Carlson writes, "The signature characteristic of America's foreign policy establishment, apart from their foolishness, is the resiliency of their self-esteem. No matter how often they're wrong, no matter how many disasters they unintentionally create, they never seem to feel bad about it. They certainly never blame themselves. Part of the reason for this is that most of them live in Washington.
"Washington isn't like everywhere else. The city's economy is tied directly to the size of the federal budget, which has grown virtually without pause since the attack on Pearl Harbor in 1941. The District of Columbia and its surrounding suburbs are now the wealthiest metro region in the country.
"Washington's job market is effectively bulletproof. Political figures cycle in and out of government, from lobbying to finance to contracting and back, growing richer at every turn. In Washington, prosperity is all but guaranteed.
"To the rest of the country, this looks like corruption, because, essentially, it is. But if you live there, it's all upside.
"The most interesting effect of uninterrupted economic growth is that the culture of the city remains unusually stable. Even as Washington's population has grown exponentially, over the years, many things about the city haven't changed at all. Most of the affluent neighborhoods look the same demographically as they did in 1960. Mothers don't work. Divorce is unusual. Housing prices almost never fall. It's a cultural time capsule.

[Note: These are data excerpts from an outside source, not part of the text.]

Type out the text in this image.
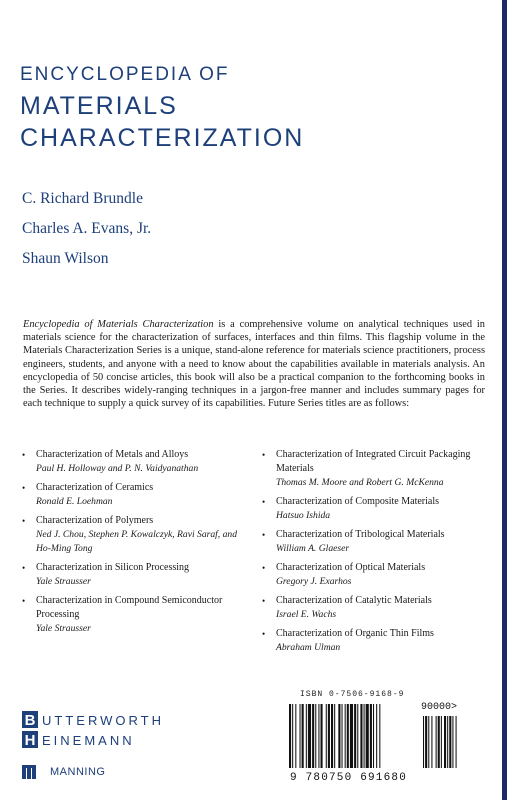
ENCYCLOPEDIA OF
MATERIALS
CHARACTERIZATION
C. Richard Brundle
Charles A. Evans, Jr.
Shaun Wilson
Encyclopedia of Materials Characterization is a comprehensive volume on analytical techniques used in materials science for the characterization of surfaces, interfaces and thin films. This flagship volume in the Materials Characterization Series is a unique, stand-alone reference for materials science practitioners, process engineers, students, and anyone with a need to know about the capabilities available in materials analysis. An encyclopedia of 50 concise articles, this book will also be a practical companion to the forthcoming books in the Series. It describes widely-ranging techniques in a jargon-free manner and includes summary pages for each technique to supply a quick survey of its capabilities. Future Series titles are as follows:
• Characterization of Metals and Alloys
Paul H. Holloway and P. N. Vaidyanathan
• Characterization of Ceramics
Ronald E. Loehman
• Characterization of Polymers
Ned J. Chou, Stephen P. Kowalczyk, Ravi Saraf, and Ho-Ming Tong
• Characterization in Silicon Processing
Yale Strausser
• Characterization in Compound Semiconductor Processing
Yale Strausser
• Characterization of Integrated Circuit Packaging Materials
Thomas M. Moore and Robert G. McKenna
• Characterization of Composite Materials
Hatsuo Ishida
• Characterization of Tribological Materials
William A. Glaeser
• Characterization of Optical Materials
Gregory J. Exarhos
• Characterization of Catalytic Materials
Israel E. Wachs
• Characterization of Organic Thin Films
Abraham Ulman
B
H
UTTERWORTH
EINEMANN
MANNING
ISBN 0-7506-9168-9
90000>
9 780750 691680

"By voter registration, D.C. is the most Democratic city in America. Yet the instincts of the people who live there are deeply conservative. Washingtonians hate change.
"More than anything, they hate to be told they're wrong, or their ideas are stupid, especially when they are. This explains much of official Washington's hostility to Donald Trump.
"It is possible to isolate the precise moment that Trump permanently alienated the Republican establishment in Washington: February 13, 2016. There was a GOP primary debate that night in Greenville, South Carolina, so every Republican in Washington was watching. Seemingly out of nowhere, Trump articulated something that no party leader had ever said out loud. 'We should never have been in Iraq,' Trump announced, his voice rising. 'We have destabilized the Middle East.'
"Many in the crowd booed, but Trump kept going: 'They lied. They said there were weapons of mass destruction. There were none. And they knew there were none.'
"Pandemonium seemed to erupt in the hall, and on television. Shocked political analysts declared that the Trump presidential effort had just euthanized itself. Republican voters, they said with certainty, would never accept attacks on policies their party had espoused and carried out.
"Back in Washington, rival GOP campaigns frantically searched for ways to discredit what Trump had said. They found what they considered a silver bullet in a recording of an episode of the Howard Stern radio show from 2002, in which Trump seemed to approve of the idea of overthrowing Saddam.
"By Washington standards, this qualified as a kill shot. The candidate had once uttered complimentary words about a war that had not yet started. Therefore, he had no right to criticize the same war fourteen years later, after it had proved disastrous. Consultants for the Jeb! and Marco Rubio campaigns traded high fives.
"Republican voters had a different reaction. They understood that adults sometimes change their minds based on evidence. They themselves had come to understand that the Iraq war was a mistake. They appreciated hearing something verboten but true.
"Rival Republicans denounced Trump as an apostate. Voters considered him brave.
"Trump won the South Carolina primary, and shortly after that, the Republican nomination."

Tucker takes on the entire political establishment, from the Clintons to the corporate world's support of Democrats to Conservative columnists like Max Boot and Bill Kristol, and how the 2016 election was a message to the establishment.

In the signature and witty style that the author is known for on his nightly show, Tucker Carlson Tonight, his book answers the all-important question of how we can put the country back on track.